L'évêché de Trèves tente de rassembler les scènes
L'évêché de Trèves tente à présent de relier les différents fils et scènes. L'évêque Stephan Ackermann a également déclaré au "Rhein-Zeitung" qu'il s'agissait dans un premier temps de rassembler toutes les demandes et informations relatives à l'affaire, afin de lancer ensuite un projet indépendant à grande échelle avec de nombreuses coopérations pour le traitement de l'affaire". Chaque jour, de nouvelles informations arrivent.
Le coordinateur est le vicaire général Ulrich Graf von Plettenberg. Dans ce contexte, d'autres questions se posent, comme celle de savoir comment l'évêché doit se procurer d'éventuelles personnes concernées à l'étranger.

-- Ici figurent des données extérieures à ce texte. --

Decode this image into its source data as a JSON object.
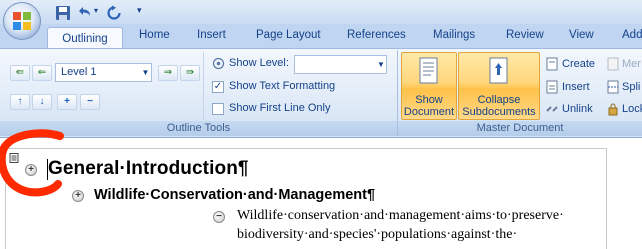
{
  "window": {
    "qat": {
      "save_icon": "save-icon",
      "undo_icon": "undo-icon",
      "redo_icon": "redo-icon",
      "customize_icon": "chevron-down-icon"
    }
  },
  "tabs": [
    "Outlining",
    "Home",
    "Insert",
    "Page Layout",
    "References",
    "Mailings",
    "Review",
    "View",
    "Add"
  ],
  "ribbon": {
    "outline_tools": {
      "title": "Outline Tools",
      "level_value": "Level 1",
      "show_level_label": "Show Level:",
      "show_level_value": "",
      "show_text_formatting": "Show Text Formatting",
      "show_text_formatting_checked": true,
      "show_first_line_only": "Show First Line Only",
      "show_first_line_only_checked": false
    },
    "master_document": {
      "title": "Master Document",
      "show_document": [
        "Show",
        "Document"
      ],
      "collapse_subdocuments": [
        "Collapse",
        "Subdocuments"
      ],
      "create": "Create",
      "merge": "Mer",
      "insert": "Insert",
      "split": "Spli",
      "unlink": "Unlink",
      "lock": "Lock"
    }
  },
  "document": {
    "heading1": "General·Introduction¶",
    "heading2": "Wildlife·Conservation·and·Management¶",
    "body_line1": "Wildlife·conservation·and·management·aims·to·preserve·",
    "body_line2": "biodiversity·and·species'·populations·against·the·"
  },
  "colors": {
    "ribbon_text": "#15428b",
    "active_button": "#ffd67b",
    "annotation_red": "#ff2a00"
  }
}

Thomas Schüller, spécialiste du droit canonique à Münster, estime que l'évêché a agi "sans réfléchir". Selon lui, l'évêché a négligé d'éclaircir le cas après 2012. Le traitement réservé au neveu de Dillinger et au matériel pornographique a également fait l'objet de critiques. En effet, personne n'en voulait au départ - la possession, l'acquisition et la diffusion de matériel pornographique pour enfants et adolescents sont punissables en Allemagne.
Le président de la commission d'enquête, le juriste Gerhard Robbers, indique avoir informé le neveu de la situation juridique selon laquelle le matériel devait être remis à un organe d'enquête de l'État ou détruit. Le neveu a apparemment considéré cela comme une invitation à brûler le matériel et s'est senti abandonné. Selon Schüller, des cadres
Matériel saisi par le parquet
En dernier lieu, les parquets de Mayence et de Sarrebruck ont pris l'affaire en main, ont saisi le matériel et l'analysent à présent. Selon le parquet de Mayence, il sera décidé séparément dans quelle mesure les services ecclésiastiques auront accès au matériel pour le traitement. Les autorités enquêtent également sur le neveu.
On soupçonne qu'il n'a pas détruit le matériel trouvé et qu'il ne l'a pas remis à une autorité de poursuite pénale. Mais cela ne signifie pas qu'il a effectivement commis des infractions.
Comme Dillinger a vécu en dernier lieu en Sarre, le parquet de Sarrebruck s'occupe également de l'affaire. Il veut savoir s'il y a des personnes encore vivantes impliquées dans le crime et si les faits ne sont pas prescrits.
De son côté, la commission d'enquête du diocèse a cherché de l'aide. L'ancien procureur général de Coblence, Jürgen Brauer, doit travailler sur le cas "en toute indépendance". Brauer a également de l'expérience dans l'élucidation de crimes aux ramifications internationales.
Pendant ce temps, le ministère de l'éducation de la Sarre reproche à l'évêché un "travail d'investigation insuffisant". Il a saisi l'occasion de ce cas pour mettre en place son propre centre d'accueil pour les personnes concernées et les témoins.
La ministre Christine Streichert-Clivot (SPD) a déclaré que son établissement n'avait jusqu'à présent reçu de l'évêché dans cette affaire "ni soutien exploitable ni indications permettant de les examiner et de mettre en œuvre des conséquences dans l'intérêt des victimes".